Much to the excitement of addiction recovery advocates and after a time stalled in Congress, lawmakers are finally close to passing a hefty bill to combat opioid abuse. The measure would combine law enforcement and public health measures, and includes initiatives and funding to help make addiction recovery services more accessible to people with opioid use disorder. If passed, the law will be the most comprehensive action to date to deal with the opioid epidemic.
The bill is a rare bipartisan effort in a time where many initiatives have stalled entirely due to the deep political divides in both the House and the Senate. The bill itself stalled in the House of Representatives earlier because Democrats objected to a part of the law that would benefit a group tied to the pharmaceutical industry that helped create the epidemic of addiction that our country faces today.

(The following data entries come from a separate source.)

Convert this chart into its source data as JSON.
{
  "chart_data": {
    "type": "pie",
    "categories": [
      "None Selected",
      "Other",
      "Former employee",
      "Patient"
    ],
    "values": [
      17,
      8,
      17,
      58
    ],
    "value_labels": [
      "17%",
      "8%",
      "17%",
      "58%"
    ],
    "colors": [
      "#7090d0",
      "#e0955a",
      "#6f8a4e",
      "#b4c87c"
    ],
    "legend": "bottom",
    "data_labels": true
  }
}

Finally, a compromise was reached in the Senate this week removing the provision, and the bill was modified to focus on a variety of other efforts, including:
- Attacking illegally imported drugs by creating a new type of cooperation between the federal Food and Drug Administration and Customs and Border Protection.
- Providing the Postal Service with tools and equipment to detect and stop illegal shipments of synthetic compounds like fentanyl from coming into the country.
- Providing money to increase boost research on non-opioid pain treatments
- Make substance-abuse therapy more accessible to Medicare via telemedicine services.
- Create a pilot program of Medicare coverage for opioid addiction treatment.
- Give more access to medication-assisted treatment by lifting a cap on the number of patients (from 100 to 275) that a qualified doctor can prescribe drugs like Suboxone, a drug that helps limit opioid cravings and ease the physical pain of withdrawal.
- Authorize $500 million per year through 2021 for new grants to help states fight opioid addiction.
- Create new grants to be used by the Department of Health and Human Services to develop to help support addicts in recovery in their transition to independent living. It would also help create job programs for them.
- Launch a pilot program that would provide temporary sober housing for people in recovery.
Although addiction recovery advocates say that the bill still doesn’t provide the states with enough money, it’s a good step towards combating the opioid addiction epidemic. Some of the funds may be matched in the states to help round out the costs.